We were getting ready for hockey today, and I was in the bathroom brushing my teeth. The youngest comes in looks at himself in the mirror, then looks at me in utter shock.
"I loook like a freak mom, you want me to look like a freak?"
Not really looking at him I mutter with a mouthful of toothpaste, "ou on't ook ike a reak."
"You like me to look like an idiot mom, you want everyone to call me an asshole." yep that is what my three year old told me. I spit, and turn around to see what is causing such a fuss, to see that his hair is all sticking up all over his head.
"Well honey mommy can fix that right up, your not a freak or an idiot sugarbaby."

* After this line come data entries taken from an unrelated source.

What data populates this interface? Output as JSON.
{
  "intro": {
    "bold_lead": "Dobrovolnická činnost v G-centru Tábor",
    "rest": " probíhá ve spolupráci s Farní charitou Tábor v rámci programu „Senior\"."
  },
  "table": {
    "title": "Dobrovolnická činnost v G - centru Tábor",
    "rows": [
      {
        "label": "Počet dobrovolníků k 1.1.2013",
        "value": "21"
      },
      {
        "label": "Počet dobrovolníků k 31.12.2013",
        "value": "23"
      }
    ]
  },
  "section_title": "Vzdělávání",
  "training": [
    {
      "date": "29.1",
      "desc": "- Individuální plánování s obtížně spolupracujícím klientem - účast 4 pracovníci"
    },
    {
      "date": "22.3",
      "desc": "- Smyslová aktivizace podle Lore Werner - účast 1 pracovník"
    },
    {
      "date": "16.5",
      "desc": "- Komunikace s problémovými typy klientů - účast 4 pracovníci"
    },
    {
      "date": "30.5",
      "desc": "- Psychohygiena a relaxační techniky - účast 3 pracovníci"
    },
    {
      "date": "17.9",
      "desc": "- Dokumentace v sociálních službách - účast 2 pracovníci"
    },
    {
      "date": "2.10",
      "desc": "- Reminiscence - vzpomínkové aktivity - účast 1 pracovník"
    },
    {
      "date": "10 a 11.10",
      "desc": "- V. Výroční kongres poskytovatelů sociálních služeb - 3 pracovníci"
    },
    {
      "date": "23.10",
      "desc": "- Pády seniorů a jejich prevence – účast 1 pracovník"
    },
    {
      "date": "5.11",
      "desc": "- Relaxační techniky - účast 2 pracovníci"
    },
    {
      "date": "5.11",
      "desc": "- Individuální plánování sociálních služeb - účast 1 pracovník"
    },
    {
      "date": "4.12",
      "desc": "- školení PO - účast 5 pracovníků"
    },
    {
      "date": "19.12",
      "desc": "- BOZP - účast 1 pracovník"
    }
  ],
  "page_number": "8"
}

I left the asshole part out in hopes that he wouldn't repeat that again. I wet his hair down, and combed him up.
"There how is that."
"I am cute now, thans mom."
and we head out to the car.
I didn't think about it again, and then we get to the rink and the first person he see he has to tell them "I'm not an asshole!" Oh yeah I wanted to crawl under something and die as these prim and proper hockey moms dressed in their designer labels, with their French tip nails professionally done, look at me in my levi's and old sweatshirt, like I am some trailer park trash. I probably know more about hockey then they ever will, and then one of the hockey dads, breaks the silence and says "Well it's good not to be an asshole!" "Yeah" my 3 year old says happily. I laughed so hard as he brushed passed the others moms, I wanted to hug him for that. Hockey dads are great, however I just don't seem to fit in with a lot of the hockey moms. I don't sit in the warm lobby and gossip with the other women, while my baby is on the ice. I sit in the stands of the cold arena, that is where my baby asked me to be so I could see him better. I don't have a lot in common with these upper middle class women who are all about status, and I don't have my kid in hockey because it is the "thing to be in" like some of them do, and I have heard some of the kids complain they hate it. He plays because he has a love for the game, and if there is ever a time when he doesn't love the game he doesn't have to play anymore. So I will keep sitting in the stands freezing cold, and I will keep wearing my ratty old sweatshirts, with my hair and nails not done professionally, and I will enjoy every minute that he is out there playing his little heart out, because I enjoy watching him. I love the pride he has when he has done something great and gives me a thumbs up, or when he skates by and gives me that little "look at me mom" smile and head nod. I don't have to try and fit in with those other moms, I have so much more than they ever will.